Perimyocarditis as an adverse event was studied along the years as published literature includes numerous case reports following inoculation with various vaccines in both adults and children.18–20 No specific risk factors were suggested in those case reports, nor was a clear mechanism suggested. Historically, smallpox vaccines were reported to be associated with a significant number of cases of perimyocarditis in both first-time vaccines and after recurrent doses.21 However, a more recent population-based study of more than 400,000 adults who were inoculated with one or more live viral vaccines (other than smallpox) did not show increased risk of perimyocarditis in the time period of 42 days following the vaccination.22 Perimyocarditis was studied through Vaccine Adverse Event Reporting System as well and was found to be most frequently associated with human papillomavirus meningococcus, hepatitis A and Influenza vaccine in patients under 18 years of age.23 However, when analyzing reports of adverse events following immunization, the data was not sufficient to determine or to eliminate causality.

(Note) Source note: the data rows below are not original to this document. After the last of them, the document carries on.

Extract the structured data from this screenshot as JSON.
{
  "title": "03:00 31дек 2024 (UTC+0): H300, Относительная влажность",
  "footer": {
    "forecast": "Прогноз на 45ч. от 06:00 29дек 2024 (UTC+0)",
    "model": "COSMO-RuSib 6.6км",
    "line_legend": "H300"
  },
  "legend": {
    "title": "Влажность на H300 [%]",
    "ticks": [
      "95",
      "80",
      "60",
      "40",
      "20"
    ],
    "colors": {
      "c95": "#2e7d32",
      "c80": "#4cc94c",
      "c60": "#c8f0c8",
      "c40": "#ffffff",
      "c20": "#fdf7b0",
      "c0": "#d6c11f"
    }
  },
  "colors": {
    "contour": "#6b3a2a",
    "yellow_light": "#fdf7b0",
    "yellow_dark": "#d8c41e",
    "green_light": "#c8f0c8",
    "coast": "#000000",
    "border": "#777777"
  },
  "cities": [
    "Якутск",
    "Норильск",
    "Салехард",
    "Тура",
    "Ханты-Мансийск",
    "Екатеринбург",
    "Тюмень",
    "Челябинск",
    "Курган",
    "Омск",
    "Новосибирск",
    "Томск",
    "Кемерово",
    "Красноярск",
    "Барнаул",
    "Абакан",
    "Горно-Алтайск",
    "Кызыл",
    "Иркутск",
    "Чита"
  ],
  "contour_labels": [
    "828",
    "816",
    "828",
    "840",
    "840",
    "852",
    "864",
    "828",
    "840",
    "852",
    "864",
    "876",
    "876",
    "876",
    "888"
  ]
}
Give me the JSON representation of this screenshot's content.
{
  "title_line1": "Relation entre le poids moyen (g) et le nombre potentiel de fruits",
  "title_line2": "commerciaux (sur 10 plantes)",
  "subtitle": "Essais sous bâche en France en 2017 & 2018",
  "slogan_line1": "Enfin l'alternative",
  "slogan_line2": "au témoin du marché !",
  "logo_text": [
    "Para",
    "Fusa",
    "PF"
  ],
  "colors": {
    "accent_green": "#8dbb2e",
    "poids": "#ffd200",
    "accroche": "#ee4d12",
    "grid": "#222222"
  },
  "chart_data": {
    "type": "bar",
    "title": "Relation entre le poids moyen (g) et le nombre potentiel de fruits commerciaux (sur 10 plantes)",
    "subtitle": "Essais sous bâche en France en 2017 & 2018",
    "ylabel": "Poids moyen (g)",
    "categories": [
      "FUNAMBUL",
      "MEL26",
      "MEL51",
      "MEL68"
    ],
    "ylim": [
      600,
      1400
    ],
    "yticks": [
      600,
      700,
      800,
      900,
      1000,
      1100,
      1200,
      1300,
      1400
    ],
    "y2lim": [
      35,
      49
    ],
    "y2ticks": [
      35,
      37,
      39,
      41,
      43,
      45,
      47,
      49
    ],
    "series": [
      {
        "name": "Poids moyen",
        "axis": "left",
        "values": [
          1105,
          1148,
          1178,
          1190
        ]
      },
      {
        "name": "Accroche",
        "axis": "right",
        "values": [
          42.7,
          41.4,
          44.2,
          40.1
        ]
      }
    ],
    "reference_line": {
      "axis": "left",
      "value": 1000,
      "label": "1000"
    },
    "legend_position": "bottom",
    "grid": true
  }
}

To our knowledge, this is the first description of transient cardiac injury in children following the BNT162b2 vaccine and no such cases were described in the studies performed throughout its developmental process. Although adolescents were in fact included in the phase 3 testing performed by Pfizer, the trial included only 138 subjects 16–18 years of age and this small cohort is likely not to portray the full spectrum of potential adverse reactions following the vaccine. Israel was the first country to vaccinate all pretested age group on mass, thus enabling to describe a temporal association between the vaccine and potential complications.
This study entails a few limitations including its retrospective nature and the small number of cases. Moreover, the identification and collection of these cases was not systematically done and other potential cases in other medical centers may have been missed. As any adverse event after vaccination is mandatorily reported to the Israeli Ministry of Health, we hope a more comprehensive report on a national wide scale will follow. Seeing that comprehensive reports of adverse events in adolescents are not yet published, this rapid communication is intended to raise awareness of the time association between the vaccine and these cases.
In conclusion, this case series describes a time association between COVID-19 vaccine and perimyocarditis in adolescents 16–18 years of age. All cases were mild, and none required hemodynamic or respiratory support, although only long-term follow-up will reveal the true impact of this cardiac injury. While it seems that the incidence of perimyocarditis during the vaccination campaign period is increased, a more comprehensive data collection on a wider scale should be done. We hope this report will raise awareness to the subject and will serve as a reminder to report events as part of the post-marketing investigations and allow for a thorough adverse events following immunization analysis.